CRB listing moratorium good chance to review credit scoring

What you need to know:

  • CRBs were created to facilitate the sharing of credit information between licensed financial institutions.
  • Today, they ask you to table your credit score before you can be considered for some key job in the public sector.

  • Yet what we wanted was credible information that banks and lenders could use to price risk.

President Uhuru Kenyatta has suspended listings by credit reference bureaus as part of measures the Jubilee administration has rolled out to cushion borrowers and small-scale businesses from the economic impact of the coronavirus pandemic.

That makes sense. In the first place, millions of these traders, whose businesses have been disrupted by the pandemic, risked defaulting on their loans, consequently being listed by CRBs and hence, locked out of credit.

Indeed, the decision came in the backdrop of publication of statistics showing that the number of borrowers blacklisted by CRBs has been growing by leaps and bounds.

According to a front-page splash in Business Daily on Monday this week, the number of borrowers blacklisted by CRBs stand at 3.2 million. These are mainly small-scale traders who have defaulted on small loans borrowed through their mobile telephones and stand locked out from credit.

Without the suspension, and in view of the fact that many citizens are jobless, the number of individuals and small-scale traders at risk of being blocked from accessing credit was going to balloon into tens of millions.

The most important source of credit to small-scale traders today, and to informal sector workers such as the vegetable hawker, the waiter, the hairdresser, the driver of a delivery van and the matatu tout is the mobile loan.

There is another reason why I find the suspension of CRB listings sensible: I see an opportunity of looking at our CRB framework afresh.

I think that the reason we have ended up with too many of our people being listed and, hence, cut off from credit for long periods is because the drafters of the legal framework wrote the law with only the formal sector in mind.

In 2009, when the framework was drafted, explosion of the mobile loans had not happened. We did not know that small loans repayable on a weekly basis and lent to small business owners and the informal sector would be a big factor.

Does it surprise anyone that CRB regulations stipulate that the name of a defaulter remains on the listing register of the CRB for seven years? That is why CRB databases are clogged with listings of small amounts.

What is the value of keeping the name of a mama mboga who has defaulted on a seven-day-Sh3,000 Tala loan, for instance, on the blacklist for a whole seven years? When this pandemic is over, we will need to consider introducing a threshold of amounts which the CRB system cannot list a borrower as a defaulter.

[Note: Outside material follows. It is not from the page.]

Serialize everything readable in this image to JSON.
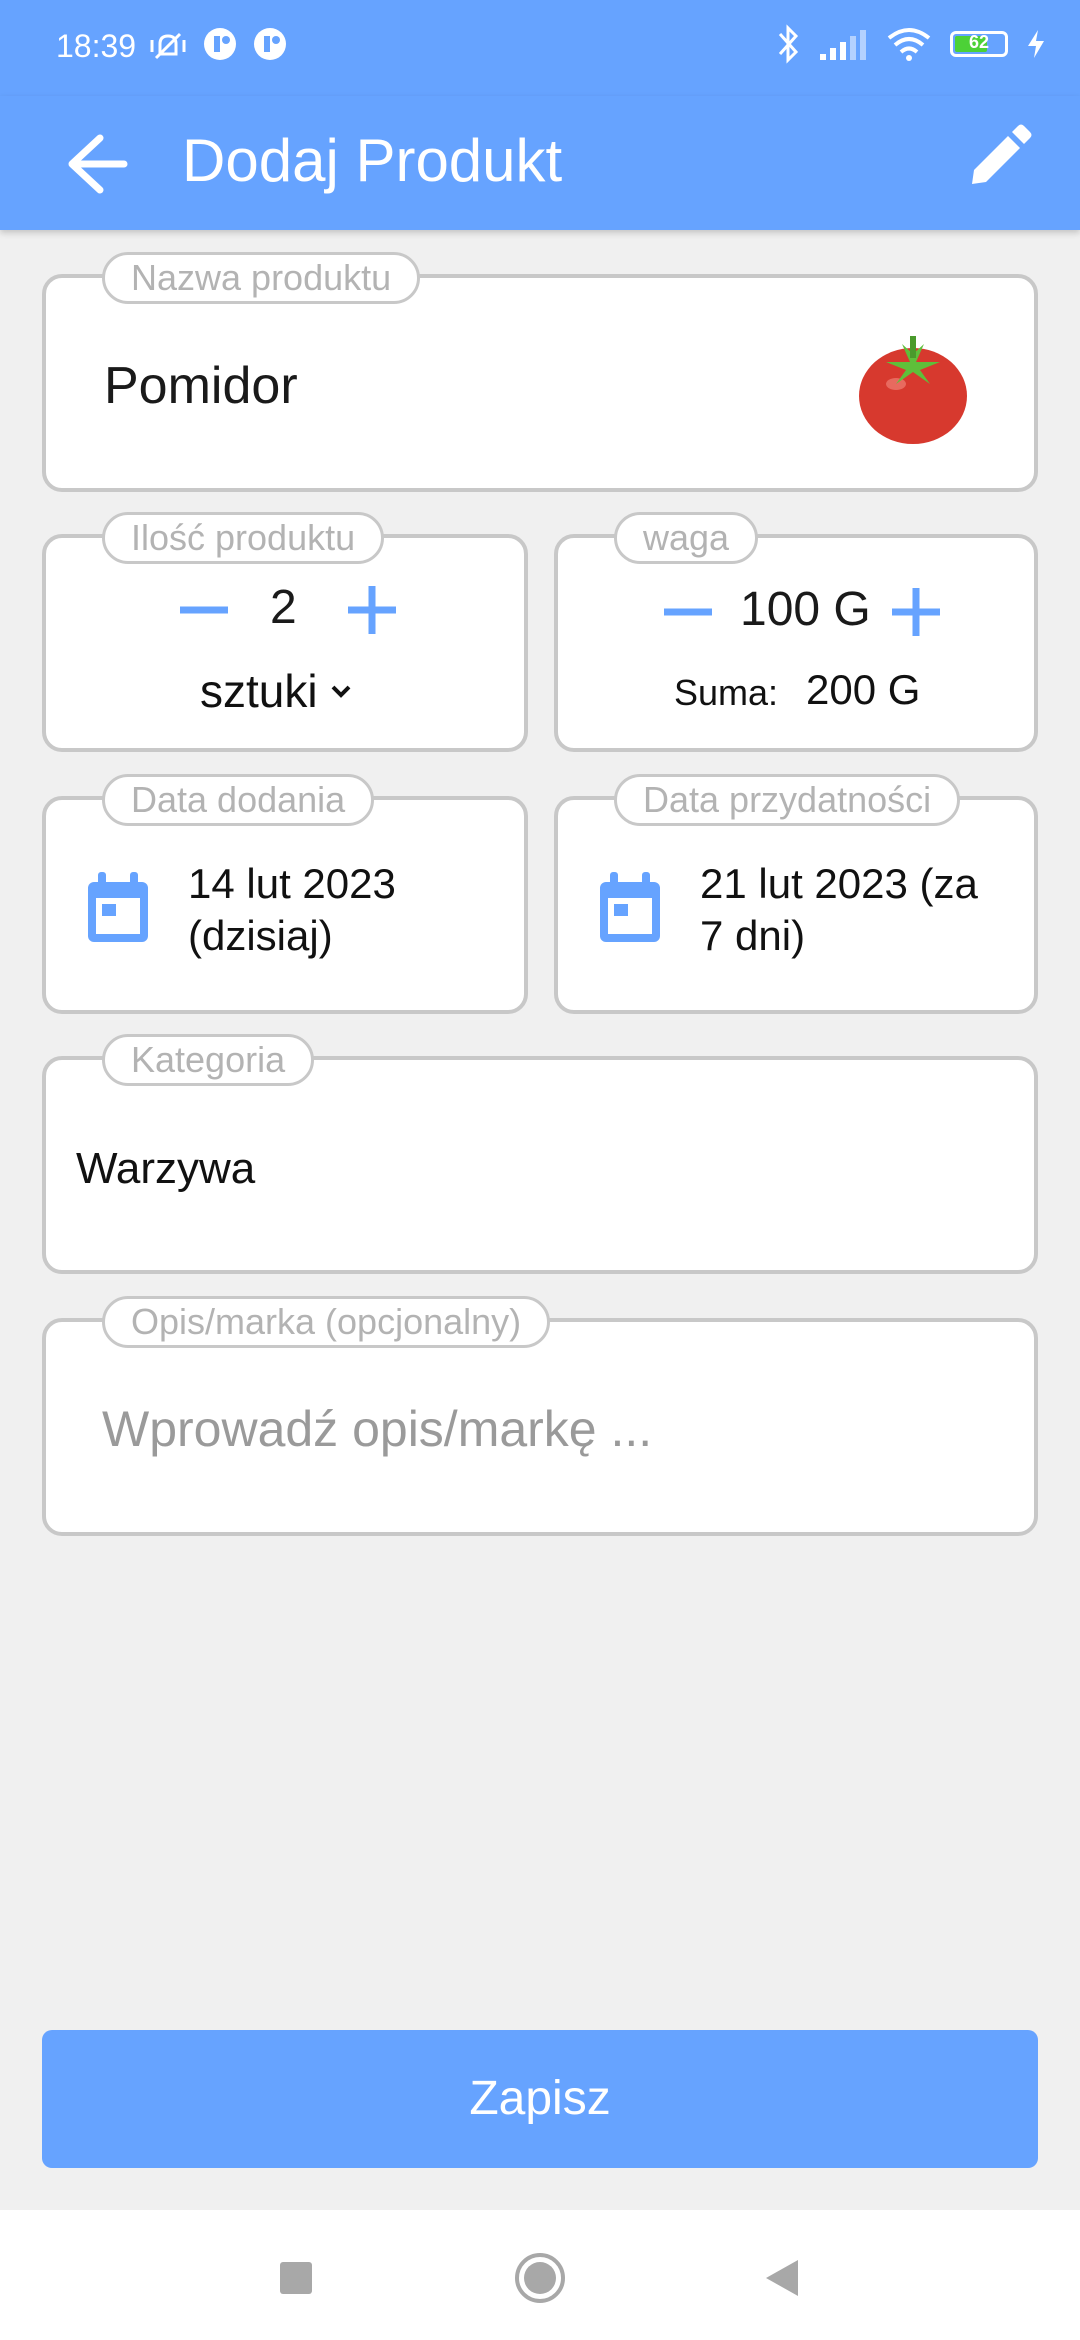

And there are many consumer protection and customer service issues which need to be looked at afresh.

Woe unto thee if you find yourself in the list of defaulters of a CRB. It does not matter whether it is a technical default or a mistake that is not of your making.

CRBs will not call you to verify a claim by a lender that you have, indeed, defaulted.

And when, as a borrower, you complain about wrongful listing as defaulter, the standard response is to refer you to the lender who reported you in the first place!

When you clear the loan for which you were listed, your removal from listing does not happen automatically.

We have totally bastardised the whole concept of sharing credit information and turned what was supposed to help and give consumers better access to credit into a sword that banks and mobile lenders hold over the heads of our people all the time.

When this pandemic is over, we will need to go back to the reason why we introduced CRBs in the first place.

In the build-up to the 2017 General Election, the front offices of most CRBs looked like marketplaces, bursting with political aspirants seeking to be given a clean bill of health.

The truth of the matter is that CRBs were not created to vet political candidates. They were created to facilitate the sharing of credit information between licensed financial institutions.

Today, they ask you to table your credit score before you can be considered for some key job in the public sector. Yet what we wanted was credible information that banks and lenders could use to price risk. The objective was not to lock the consumer out of the credit market.

And isn’t it time we started looking at the viability of CRBs as a business?

Since CRBs are an integral part of the credit market and an important plank in our financial market infrastructure, there is a strong case, indeed, for them to be subjected to some form of prudential regulations as happens with banks.

I say so because the evidence in the public domain appears to point to cases where CRBs are proving to be quite poor at settling their own debts.

We can’t afford to have insolvent CRBs.